太陽に照らされる重装騎士を思わせる姿のクェーサル製SF、“BLAZER”が、“救世者”の腹部を踏み付けたまま、右腕に着けた見覚えの有るパーツで構成された多連装炸薬式杭打機の尖った杭先をこちらの胸部中央に突き付けていた。
『悪いが、あそこに落ちてる左腕は貰っていくぜ。……もちろん、テメェの生命もな』
言うが早いか、アンディの“BRAZER”は杭打機を作動、回転式弾倉が回転し、撃鉄が雷管を叩き、炸薬を爆ぜさせる。打ち出された杭は“救世者”の胸甲、その中心を正確に穿った。
『フン、ヤッパ、一発じゃ貫けねえか。まあ、貫くまで続けるだけだがよ。お前がコイツに貫かれるまでに、動けるようになりゃいいなぁ、ええ、ジョン?』
雑務傭兵の声は、ジョンの行動を見透かしたように嘲弄している。その言葉を吐く間もアンディのSFは杭打機を作動させ続けてた。やがて回転式弾倉が一巡しても“救世者”の胸甲は貫けなかった。雑務傭兵の男は舌打ちし、自機の右腕を振って回転式弾倉をスウィングアウト、薬莢を無造作に投棄するとリローダーを使って新しい薬莢を装填、杭先を“救世者”の胸甲に改めて当てなおした。
「簡易神王機構、右腕はまだ動かせないのか!?」
断続的な衝撃に身体が跳ねるコクピット内で、少年は機体制御システムに今一番望んでいる可動箇所の復旧を訪ねる。いかに強固な物に変質しているとしても、連続する正確に同一個所を狙った杭打ちに、“救世者”の胸甲も次第に亀裂が穿たれ始めていた。遂には強固な装甲もその用を為さなくなり、一撃ごとにひびが広がっていった。

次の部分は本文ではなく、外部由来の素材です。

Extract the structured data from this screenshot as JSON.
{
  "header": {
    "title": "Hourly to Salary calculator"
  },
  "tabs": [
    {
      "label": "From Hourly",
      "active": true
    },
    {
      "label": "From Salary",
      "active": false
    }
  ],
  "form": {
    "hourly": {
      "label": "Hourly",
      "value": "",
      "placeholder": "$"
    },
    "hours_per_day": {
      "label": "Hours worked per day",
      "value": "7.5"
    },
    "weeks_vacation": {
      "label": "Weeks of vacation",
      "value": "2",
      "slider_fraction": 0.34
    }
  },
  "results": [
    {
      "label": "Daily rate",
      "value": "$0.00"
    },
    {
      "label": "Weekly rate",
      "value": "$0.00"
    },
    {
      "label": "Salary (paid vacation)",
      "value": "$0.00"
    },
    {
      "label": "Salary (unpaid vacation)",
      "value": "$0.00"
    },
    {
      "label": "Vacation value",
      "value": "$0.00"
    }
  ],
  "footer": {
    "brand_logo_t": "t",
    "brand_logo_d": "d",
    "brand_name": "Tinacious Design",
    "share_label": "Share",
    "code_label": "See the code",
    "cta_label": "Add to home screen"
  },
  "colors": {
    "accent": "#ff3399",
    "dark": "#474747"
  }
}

『間に合わなかったなあ、ええ、ジョン? 残念だが、これで終いだぜ?』
アンディは少年に宣言し、彼の機体へと最後の一撃を放つ為、銃爪に指を掛ける。……そして、杭が放たれた。ほぼ同時に、ジョンの目に新たなメッセージが飛び込む。
『ご主人様、反応炉再起動完了、機関臨界。機体駆動可能』
刹那、少年の精神は機体と融合、“救世者”の右の掌底が、打ち出された杭を、より早く横合いから殴りつけ、自機を踏み付けるSFの背を跳ね上がった“救世者”の脚先が蹴りつけた。雑務傭兵の男の機体は蹴り足を嫌がって“救世者”の上から跳び退る。“救世者”は蹴り足の勢いのまま、跳び上がって地面を踏み起き上がった。
『うぉっ!? 癖の悪い脚してやがる。なぶり殺しになってりゃ、俺もテメェも楽だったのによ』
少年と一体となった“救世者”は肩から離れ、いまも地面に転がっている“銀色の左腕”に意識を繋ぐ。
“救世者”の肩と“銀色の左腕”の付け根の断面の双方から銀色の粒子が奔流となって溢れだし、“銀色の左腕”が“救世者”の肩に再接続され、少年の機体を中心とした半径1㎞の世界が銀色に染められた。